By having a team of medical professionals at your disposal to assist you in you cocaine withdrawal as well as monitoring your overall health and progress, you may be able to avoid a potential tragedy. These trained professionals will be able to detect and even diagnose a previously unknown medical issue that may be exacerbated during the detoxification process.
Another key reason why attending a medical detox may be the right step for you is that most batches of cocaine that make their way to the streets are rarely pure cocaine. Much of the imported cocaine supply is altered with various different cutting agents in order to stretch out the batch and make the dealers more money at the cost of their customer’s health.
Due to the impurity of street-level cocaine, it’s entirely possible that you’ve been ingesting other drugs. Getting an accurate medical assessment is crucial in order to ensure your physical health and safety during the detoxification process. Having access to this kind of treatment can provide insight into what kind of drugs you may have been inadvertently doing as well.

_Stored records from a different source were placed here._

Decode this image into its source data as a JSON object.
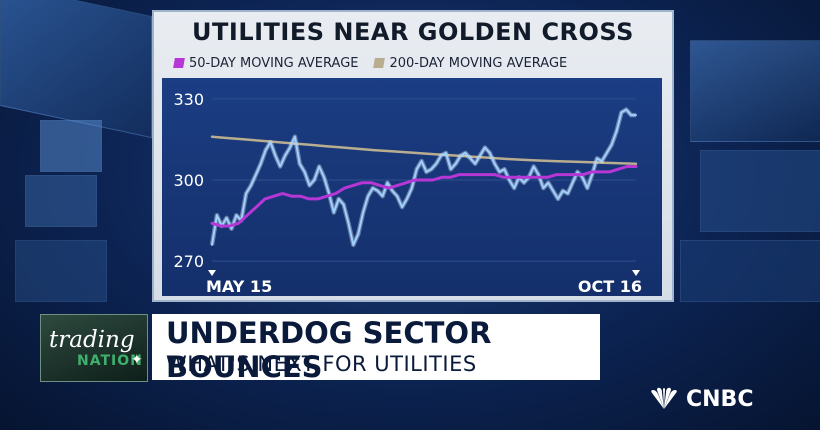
{
  "colors": {
    "ma50": "#b637d6",
    "ma200": "#b8ad8f",
    "price": "#9fd1ff",
    "plot_bg": "#183670",
    "grid": "#2d4f8f"
  },
  "banner": {
    "show_brand_top": "trading",
    "show_brand_bottom": "NATION",
    "headline": "UNDERDOG SECTOR BOUNCES",
    "subheadline": "WHAT'S NEXT FOR UTILITIES"
  },
  "network": {
    "name": "CNBC",
    "icon": "peacock-icon"
  },
  "chart_data": {
    "type": "line",
    "title": "UTILITIES NEAR GOLDEN CROSS",
    "x_labels": [
      "MAY 15",
      "OCT 16"
    ],
    "y_ticks": [
      270,
      300,
      330
    ],
    "ylim": [
      266,
      334
    ],
    "grid": true,
    "legend_position": "top-left",
    "series": [
      {
        "name": "",
        "key": "price",
        "values": [
          276,
          287,
          283,
          286,
          282,
          287,
          285,
          295,
          298,
          302,
          306,
          311,
          314,
          309,
          305,
          309,
          312,
          316,
          306,
          303,
          298,
          300,
          305,
          301,
          295,
          288,
          293,
          291,
          284,
          276,
          280,
          288,
          294,
          297,
          296,
          294,
          299,
          296,
          294,
          290,
          293,
          297,
          304,
          307,
          303,
          304,
          306,
          309,
          310,
          304,
          306,
          309,
          310,
          308,
          306,
          309,
          312,
          310,
          306,
          303,
          304,
          300,
          297,
          301,
          299,
          301,
          305,
          302,
          297,
          299,
          296,
          293,
          296,
          295,
          299,
          303,
          301,
          297,
          302,
          308,
          307,
          310,
          313,
          318,
          325,
          326,
          324,
          324
        ]
      },
      {
        "name": "50-DAY MOVING AVERAGE",
        "key": "ma50",
        "values": [
          284,
          283,
          283,
          284,
          287,
          290,
          293,
          294,
          295,
          294,
          294,
          293,
          293,
          294,
          295,
          297,
          298,
          299,
          299,
          298,
          297,
          298,
          299,
          300,
          300,
          300,
          301,
          301,
          302,
          302,
          302,
          302,
          302,
          301,
          301,
          301,
          301,
          301,
          301,
          302,
          302,
          302,
          302,
          303,
          303,
          303,
          304,
          305,
          305
        ]
      },
      {
        "name": "200-DAY MOVING AVERAGE",
        "key": "ma200",
        "values": [
          316,
          315.5,
          315,
          314.5,
          314,
          313.5,
          313,
          312.5,
          312,
          311.5,
          311,
          310.6,
          310.2,
          309.8,
          309.4,
          309,
          308.6,
          308.2,
          307.8,
          307.5,
          307.2,
          307,
          306.8,
          306.6,
          306.4,
          306.2,
          306
        ]
      }
    ]
  }
}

What is the Next Treatment Step?
If you want to successfully recover from cocaine dependency, it has to start with detoxification. The key word there is “start,” because forgoing any rehabilitation treatment or aftercare once you have completed the withdrawal process only puts a bandage on the addictive behaviors that led you to start using and almost guarantees a relapse.
Rehabilitation treatment is crucial to remaining abstinent from cocaine. There are many kinds of aftercare treatment programs available.
Some of these include counseling, both cognitive and dialectical behavioral therapy, sober living communities, educational workshops, and more. Your treatment program will be customized based on what will be most effective for your recovery.